Moreover, attendees agreed that, with the approval and launch of new biosimilars after patent expiry for the main biologic blockbusters in the area, key stakeholders, such as the pharmaceutical industry, physicians, governments, payers, and even regulatory authorities, will benefit from the introduction of biosimilars.
In most of the countries, governments are promoting the introduction of the biosimilars, due in part to the constraints they face in paying for high-cost innovative biologics, in addition to controlling healthcare spending linked with the increasing prevalence of diseases like cancer, diabetes, and other chronic conditions.
Brazil has now completed 10 years of the program known as the Partnership Development Program, in which developers of biosimilars partner with local and government laboratories to conduct technology transfers with the aim of assuring that the government, in order to attend to the majority of the people covered by the Sistema Unico de Saúde, can purchase the products developed by such partnerships. The first group of molecules developed under the partnerships is now being launched, and now stakeholders are asking how to increase health coverage and access to assure the benefits of these biosimilars and the cost reduction they provide. The goal is that cost reductions will benefit the majority of the population and also preserve the competitiveness of the local industry.
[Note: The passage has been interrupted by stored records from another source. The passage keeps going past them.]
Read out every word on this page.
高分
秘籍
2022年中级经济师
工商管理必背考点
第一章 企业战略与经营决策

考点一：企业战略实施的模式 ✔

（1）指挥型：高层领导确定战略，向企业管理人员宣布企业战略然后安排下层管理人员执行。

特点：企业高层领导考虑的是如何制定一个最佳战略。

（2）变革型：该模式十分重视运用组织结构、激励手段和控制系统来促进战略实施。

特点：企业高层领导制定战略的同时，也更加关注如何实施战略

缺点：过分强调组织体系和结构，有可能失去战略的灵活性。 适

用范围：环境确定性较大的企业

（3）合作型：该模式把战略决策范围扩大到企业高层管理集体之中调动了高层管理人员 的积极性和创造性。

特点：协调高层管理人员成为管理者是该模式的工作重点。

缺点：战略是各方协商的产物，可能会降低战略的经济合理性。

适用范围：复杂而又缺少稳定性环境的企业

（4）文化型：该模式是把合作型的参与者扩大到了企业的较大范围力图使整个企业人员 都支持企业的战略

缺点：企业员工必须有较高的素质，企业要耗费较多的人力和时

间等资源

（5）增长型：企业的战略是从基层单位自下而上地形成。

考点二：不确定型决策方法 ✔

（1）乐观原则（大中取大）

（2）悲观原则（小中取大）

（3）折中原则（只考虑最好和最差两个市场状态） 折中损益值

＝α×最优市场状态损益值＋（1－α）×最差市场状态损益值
In the case of Mexico, in contrast to Brazil, local developers of biosimilars do not have the support of the government, and there is no existing policy to support them. Some key local players participating in development are facing the challenges of a more competitive industry coming from foreign countries, while local entities are also trying to produce and launch their biosimilar portfolios. The developers are trying to gain market share and demonstrate the benefits their developments have through a deep understanding of the science, technology, and other advantages their own development processes may have over the originator; these companies are making a great effort in terms of collecting evidence to demonstrate the value of biosimilars to patients and medical community.
In other countries, such as Colombia, Chile, Peru, Paraguay, and Argentina, governments are allowing the registration of many foreign biosimilars through licensing partnerships, and the key challenge that biosimilar players are facing is the dramatic reduction of prices. While in other continents, the markets are facing biosimilar discounts of around 30%, Latin America is seeing a dramatic fall in prices, up to 50%, with a quick uptake for those who are first to negotiate with the key stakeholders, such as governments who control the majority of purchases or exert control in healthcare spending. Such pressures force payers to control drug budgets and increase access for the population through price reductions while balancing issues of safety and added value of new options. Some examples include recent government tenders and the quick introduction and market share gained by the first wave of biosimilars launched in those countries. Also, in Argentina, local biosimilar development players are taking an important role in the local market protected by the government and expanding to other Latin American countries, increasing the extant competition through commercialization or even development of manufacturing facilities.
Finally, in the coming years, we will see a dynamic market with many players moving between countries with different regulatory frameworks and health system compositions, all trying to survive deep price reductions while demonstrating added value through the development of more real-world evidence or benefits in product improvements. At the same time, we will see these players increasing patient access to medicines. In the end, patients will benefit from these market dynamics with the introduction of therapeutic options that can help to overcome the access disparities that our region currently has.